Ijraset Journal For Research in Applied Science and Engineering Technology
Authors: Prathamesh Raut, Rohit Rathod, Rohit Tidke, Rugved Pande, Niraj Rathod, Nishant Kulkarni
DOI Link: https://doi.org/10.22214/ijraset.2022.47954
Certificate: View Certificate
Hate Speech is a widespread problem that degrades a person or people based on their race, religion, gender or disability. This research work proposes a tool to raise awareness on the persistent hate speech in social media platforms. The primary aim of this research work is to highlight the content that promotes violence or hatred against individuals or groups based on religion, gender or ethnicity. Logistic regression is a technique borrowed by machine learning from the field of statistics. It is the go-to method for binary classification problems. Using this algorithm, the model trains itself from the dataset and identifies and displays the sentiment of the tweets. Also, to get the real-time analysis on tweets, Twitter API and libraries such as Tweepy and Textblob are used. The proposed model has the ability to detect the appropriate sentiment with 83.98 percent accuracy.

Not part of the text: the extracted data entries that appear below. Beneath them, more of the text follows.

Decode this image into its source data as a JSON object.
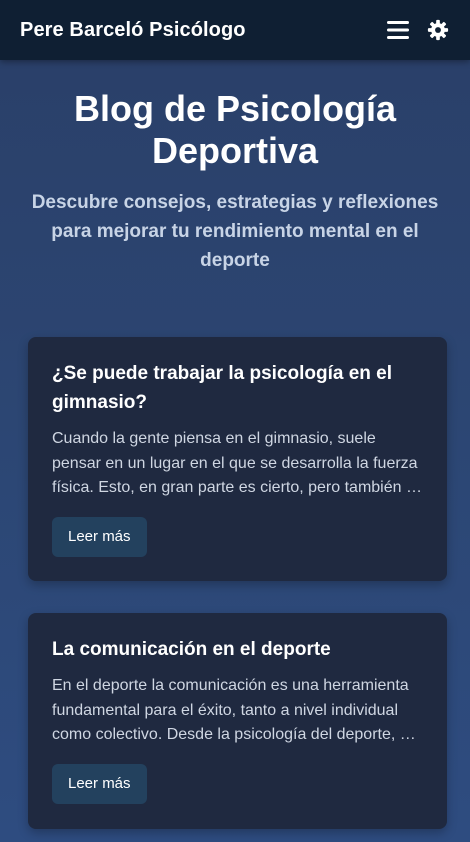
{
  "header": {
    "brand": "Pere Barceló Psicólogo",
    "menu_icon": "hamburger-menu-icon",
    "theme_icon": "gear-icon"
  },
  "hero": {
    "title": "Blog de Psicología Deportiva",
    "subtitle": "Descubre consejos, estrategias y reflexiones para mejorar tu rendimiento mental en el deporte"
  },
  "posts": [
    {
      "title": "¿Se puede trabajar la psicología en el gimnasio?",
      "excerpt": "Cuando la gente piensa en el gimnasio, suele pensar en un lugar en el que se desarrolla la fuerza física. Esto, en gran parte es cierto, pero también …",
      "button": "Leer más"
    },
    {
      "title": "La comunicación en el deporte",
      "excerpt": "En el deporte la comunicación es una herramienta fundamental para el éxito, tanto a nivel individual como colectivo. Desde la psicología del deporte, …",
      "button": "Leer más"
    }
  ],
  "colors": {
    "header_bg": "#0f1f33",
    "page_bg": "#2c4673",
    "card_bg": "#1f2940",
    "button_bg": "#23415e",
    "subtitle": "#c8d4e6"
  }
}
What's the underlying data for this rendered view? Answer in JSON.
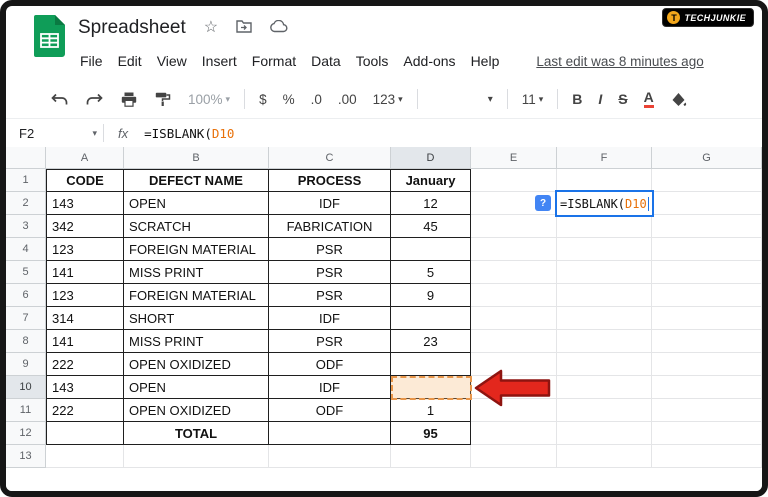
{
  "watermark": {
    "text": "TECHJUNKIE",
    "logo_letter": "T"
  },
  "header": {
    "title": "Spreadsheet",
    "menu_items": [
      "File",
      "Edit",
      "View",
      "Insert",
      "Format",
      "Data",
      "Tools",
      "Add-ons",
      "Help"
    ],
    "last_edit": "Last edit was 8 minutes ago"
  },
  "toolbar": {
    "zoom": "100%",
    "currency": "$",
    "percent": "%",
    "decrease_decimal": ".0",
    "increase_decimal": ".00",
    "more_formats": "123",
    "font_size": "11",
    "bold": "B",
    "italic": "I",
    "strikethrough": "S",
    "text_color": "A"
  },
  "formula_bar": {
    "name_box": "F2",
    "fx_label": "fx",
    "formula_prefix": "=ISBLANK(",
    "formula_ref": "D10"
  },
  "edit_overlay": {
    "cell": "F2",
    "help_badge": "?",
    "formula_prefix": "=ISBLANK(",
    "formula_ref": "D10"
  },
  "colors": {
    "accent_blue": "#1a73e8",
    "ref_orange": "#e8710a",
    "ref_fill": "#fbe8d4",
    "arrow_red": "#e3271d",
    "sheets_green": "#0f9d58"
  },
  "grid": {
    "column_headers": [
      "A",
      "B",
      "C",
      "D",
      "E",
      "F",
      "G"
    ],
    "row_numbers": [
      1,
      2,
      3,
      4,
      5,
      6,
      7,
      8,
      9,
      10,
      11,
      12,
      13
    ],
    "highlighted_column": "D",
    "highlighted_row": 10,
    "formatting": {
      "header_row": 0,
      "total_row": 11,
      "boxed_last_row": 11,
      "boxed_last_col": 3
    },
    "column_alignment": [
      "left",
      "left",
      "center",
      "center",
      "center",
      "center",
      "center"
    ],
    "rows": [
      [
        "CODE",
        "DEFECT NAME",
        "PROCESS",
        "January",
        "",
        "",
        ""
      ],
      [
        "143",
        "OPEN",
        "IDF",
        "12",
        "",
        "",
        ""
      ],
      [
        "342",
        "SCRATCH",
        "FABRICATION",
        "45",
        "",
        "",
        ""
      ],
      [
        "123",
        "FOREIGN MATERIAL",
        "PSR",
        "",
        "",
        "",
        ""
      ],
      [
        "141",
        "MISS PRINT",
        "PSR",
        "5",
        "",
        "",
        ""
      ],
      [
        "123",
        "FOREIGN MATERIAL",
        "PSR",
        "9",
        "",
        "",
        ""
      ],
      [
        "314",
        "SHORT",
        "IDF",
        "",
        "",
        "",
        ""
      ],
      [
        "141",
        "MISS PRINT",
        "PSR",
        "23",
        "",
        "",
        ""
      ],
      [
        "222",
        "OPEN OXIDIZED",
        "ODF",
        "",
        "",
        "",
        ""
      ],
      [
        "143",
        "OPEN",
        "IDF",
        "",
        "",
        "",
        ""
      ],
      [
        "222",
        "OPEN OXIDIZED",
        "ODF",
        "1",
        "",
        "",
        ""
      ],
      [
        "",
        "TOTAL",
        "",
        "95",
        "",
        "",
        ""
      ],
      [
        "",
        "",
        "",
        "",
        "",
        "",
        ""
      ]
    ]
  }
}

The tool is made free and available for demo use to the public.
I. INTRODUCTION
The exponential growth of social media such as Twitter and community forums has revolutionized communication and content publishing, but is also increasingly exploited for the propagation of hate speech and the organization of hate-based activities. The anonymity and mobility afforded by such media has made the breeding and spread of hate speech – eventually leading to hate crime – effortless in a virtual land-scape beyond the realms of traditional law enforcement. The term ‘hate speech’ was formally defined as ‘any communication that disparages a person or a group on the basis of some characteristics (to be referred to as types of hate or hate classes) such as race, color, ethnicity, gender, sexual orientation, nationality, religion, or other characteristics. In the UK, there has been significant increase of hate speech towards the migrant and Muslim communities following recent events including leaving the EU, the Manchester and the London attacks.
In the EU, surveys and reports focusing on young people in the EEA (European Economic Area) region show rising hate speech and related crimes based on religious beliefs, ethnicity, sexual orientation or gender, as 80% of respondents have encountered hate speech online and 40% felt attacked or threatened. Statistics also show that in the US, hate speech and crime is on the rise since the Trump election.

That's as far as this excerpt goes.